Le guerrier pacifique


J’ai lu avec beaucoup de plaisir « Le guerrier pacifique » de Dan MILLMAN.


J’ai suivi cette fiction aux brins d’autobiographie dans cette initiation à l’illumination, au chemin vers le statut de guerrier pacifique. Dan rencontre un vieil homme, surnommé Socrate à l’occasion, dans une station service un soir. De nuit en nuit, une relation amicale, de maître à élève, s’installe… vers une appréciation différente du réel, une victoire sur ses peurs, ses utopies de vie, ses lâchetés.
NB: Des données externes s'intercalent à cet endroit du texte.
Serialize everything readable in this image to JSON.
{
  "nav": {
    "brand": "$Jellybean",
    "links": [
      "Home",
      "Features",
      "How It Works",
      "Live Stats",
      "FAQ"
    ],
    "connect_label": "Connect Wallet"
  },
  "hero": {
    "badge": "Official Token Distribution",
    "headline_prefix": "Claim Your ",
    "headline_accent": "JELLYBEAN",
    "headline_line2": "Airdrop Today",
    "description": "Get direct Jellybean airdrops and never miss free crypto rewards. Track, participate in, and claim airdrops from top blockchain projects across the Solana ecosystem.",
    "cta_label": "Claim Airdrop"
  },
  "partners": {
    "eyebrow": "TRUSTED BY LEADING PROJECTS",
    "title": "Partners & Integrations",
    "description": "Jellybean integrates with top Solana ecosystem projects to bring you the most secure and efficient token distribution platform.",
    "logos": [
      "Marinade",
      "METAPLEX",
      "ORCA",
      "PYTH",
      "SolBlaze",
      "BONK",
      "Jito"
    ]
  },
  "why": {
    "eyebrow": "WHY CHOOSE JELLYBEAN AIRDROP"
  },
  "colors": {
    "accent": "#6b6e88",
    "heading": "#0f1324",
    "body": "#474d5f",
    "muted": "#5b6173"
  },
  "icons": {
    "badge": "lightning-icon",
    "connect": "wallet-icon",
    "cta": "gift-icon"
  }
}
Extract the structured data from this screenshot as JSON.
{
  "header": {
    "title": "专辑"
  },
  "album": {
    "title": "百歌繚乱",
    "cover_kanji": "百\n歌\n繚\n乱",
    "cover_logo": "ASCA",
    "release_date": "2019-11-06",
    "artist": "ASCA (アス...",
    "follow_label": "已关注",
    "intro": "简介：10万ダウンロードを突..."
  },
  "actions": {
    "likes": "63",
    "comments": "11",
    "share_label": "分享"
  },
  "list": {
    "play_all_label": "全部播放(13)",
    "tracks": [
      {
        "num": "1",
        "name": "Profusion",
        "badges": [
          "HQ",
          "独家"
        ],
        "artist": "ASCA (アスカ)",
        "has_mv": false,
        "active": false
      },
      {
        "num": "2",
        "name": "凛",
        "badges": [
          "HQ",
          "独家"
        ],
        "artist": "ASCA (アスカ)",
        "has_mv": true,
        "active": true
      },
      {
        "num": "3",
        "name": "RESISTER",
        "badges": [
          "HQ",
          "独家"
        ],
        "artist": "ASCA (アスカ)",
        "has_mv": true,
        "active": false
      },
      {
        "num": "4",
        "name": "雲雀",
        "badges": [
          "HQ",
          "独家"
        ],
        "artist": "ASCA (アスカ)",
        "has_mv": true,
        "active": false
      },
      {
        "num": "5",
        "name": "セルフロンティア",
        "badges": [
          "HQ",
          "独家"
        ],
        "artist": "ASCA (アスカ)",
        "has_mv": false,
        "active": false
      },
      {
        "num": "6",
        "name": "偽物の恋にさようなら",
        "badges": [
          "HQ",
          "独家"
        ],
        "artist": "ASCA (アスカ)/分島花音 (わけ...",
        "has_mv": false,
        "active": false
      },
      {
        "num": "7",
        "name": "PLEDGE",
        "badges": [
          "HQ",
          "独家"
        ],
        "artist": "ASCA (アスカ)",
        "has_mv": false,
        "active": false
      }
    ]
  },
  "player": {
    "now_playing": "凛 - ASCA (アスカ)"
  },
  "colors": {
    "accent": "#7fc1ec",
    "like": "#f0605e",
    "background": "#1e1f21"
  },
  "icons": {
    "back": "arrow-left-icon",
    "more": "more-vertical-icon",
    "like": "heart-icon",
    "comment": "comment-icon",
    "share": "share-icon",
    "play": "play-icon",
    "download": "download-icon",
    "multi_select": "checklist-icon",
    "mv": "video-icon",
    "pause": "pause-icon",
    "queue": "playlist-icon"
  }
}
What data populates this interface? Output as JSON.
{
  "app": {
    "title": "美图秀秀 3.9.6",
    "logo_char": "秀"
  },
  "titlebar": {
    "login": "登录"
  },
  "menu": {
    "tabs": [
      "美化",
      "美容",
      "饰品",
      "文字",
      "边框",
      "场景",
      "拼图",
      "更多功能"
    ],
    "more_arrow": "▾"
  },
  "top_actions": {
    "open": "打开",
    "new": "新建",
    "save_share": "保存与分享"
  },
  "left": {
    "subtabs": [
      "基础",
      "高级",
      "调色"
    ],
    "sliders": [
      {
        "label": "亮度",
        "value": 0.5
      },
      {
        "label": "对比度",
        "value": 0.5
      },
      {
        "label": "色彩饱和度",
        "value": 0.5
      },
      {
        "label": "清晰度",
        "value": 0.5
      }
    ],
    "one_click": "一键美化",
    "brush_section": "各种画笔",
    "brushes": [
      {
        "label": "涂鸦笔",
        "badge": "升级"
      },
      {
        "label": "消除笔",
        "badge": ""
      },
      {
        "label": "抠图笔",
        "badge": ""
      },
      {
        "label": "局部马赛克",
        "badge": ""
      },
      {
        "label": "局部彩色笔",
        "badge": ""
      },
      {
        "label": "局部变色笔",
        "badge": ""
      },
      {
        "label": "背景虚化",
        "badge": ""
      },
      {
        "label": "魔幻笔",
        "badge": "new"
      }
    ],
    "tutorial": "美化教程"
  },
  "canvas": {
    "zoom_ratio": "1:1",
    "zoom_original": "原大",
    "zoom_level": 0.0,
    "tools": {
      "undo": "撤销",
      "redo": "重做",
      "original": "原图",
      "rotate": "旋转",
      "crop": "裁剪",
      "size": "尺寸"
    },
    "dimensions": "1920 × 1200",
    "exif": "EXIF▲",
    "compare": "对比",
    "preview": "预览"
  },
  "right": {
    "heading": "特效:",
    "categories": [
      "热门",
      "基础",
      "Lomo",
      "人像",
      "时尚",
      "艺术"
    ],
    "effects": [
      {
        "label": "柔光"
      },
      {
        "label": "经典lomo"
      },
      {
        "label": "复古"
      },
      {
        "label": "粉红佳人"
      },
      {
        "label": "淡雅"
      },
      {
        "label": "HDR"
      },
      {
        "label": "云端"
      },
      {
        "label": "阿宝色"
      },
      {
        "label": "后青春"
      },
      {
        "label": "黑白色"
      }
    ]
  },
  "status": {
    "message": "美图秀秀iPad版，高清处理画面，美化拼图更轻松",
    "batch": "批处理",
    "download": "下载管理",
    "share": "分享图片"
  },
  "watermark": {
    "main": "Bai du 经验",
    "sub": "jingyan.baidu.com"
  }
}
Ou comment devenir le guerrier (actif) pacifique de sa vie quand nous sommes pourtant un champion de sport accompli.

Je ne pouvais que me sentir concernée dès le début : « Tu comprends beaucoup de choses, mais tu n’as pratiquement rien réalisé. »… « (…) la valeur d’un secret ne réside pas dans ce que tu sais, mais dans ce que tu fais. »
Par des voyages télépathiques, fictifs, Dan se remet en cause, devient plus attentif à lui-même et à son fonctionnement, cérébral et physique.
D’une part, le mal-être dû aux pensées négatives est une conséquence du bavardage du mental. « Le mental est une excroissance illusoire des processus cérébraux fondamentaux. Il ressemble à une tumeur. Il comprend toutes les pensées aléatoires et incontrôlées qui, surgies du subconscient, font surface dans notre conscient comme des bulles. La conscience n’est pas le mental ; l’attention n’est pas le mental. Le mental est une obstruction, une aggravation. Il s’agit d’une sorte d’erreur dans l’évolution de l’être humain, une faiblesse de base de l’expérience humaine. » Un carnet permet à Dan de se rendre compte de la multitude de ses pensées et de leur négativité. La pensée serait une réaction inconsciente à la vie : une demande de rééquilibrage physique mais aussi psychique. En temps de trouble, il faudrait laisser nos pensées et s’occuper de notre esprit. Une des premières approches d’un jeûne de l’esprit est la méditation : « le silence est l’art du guerrier… et la méditation est son sabre. » Ma lecture date de quelques mois et pourtant je suis ravie de constater que l’approche du livre, loin d’être dans les modèles extrêmes, exploits de la méditation, renvoit plus à une pratique régulière, un souffle, une énergie et non une activité pseudo-spirituel montrée comme un étendard pour se faire beau. En cela, la lecture de « L’art de la méditation » de Matthieu RICARD est attendue. La méditation est un acte de rééquilibrage de l’esprit, l’action de l’inaction. Un petit bémol cependant : Socrate accroche l’attention de Dan en sautant par-dessus la station service. Là il ne faut pas voir de réelles aptitudes à la ninja mais plus une métaphore et une accroche spirituelle.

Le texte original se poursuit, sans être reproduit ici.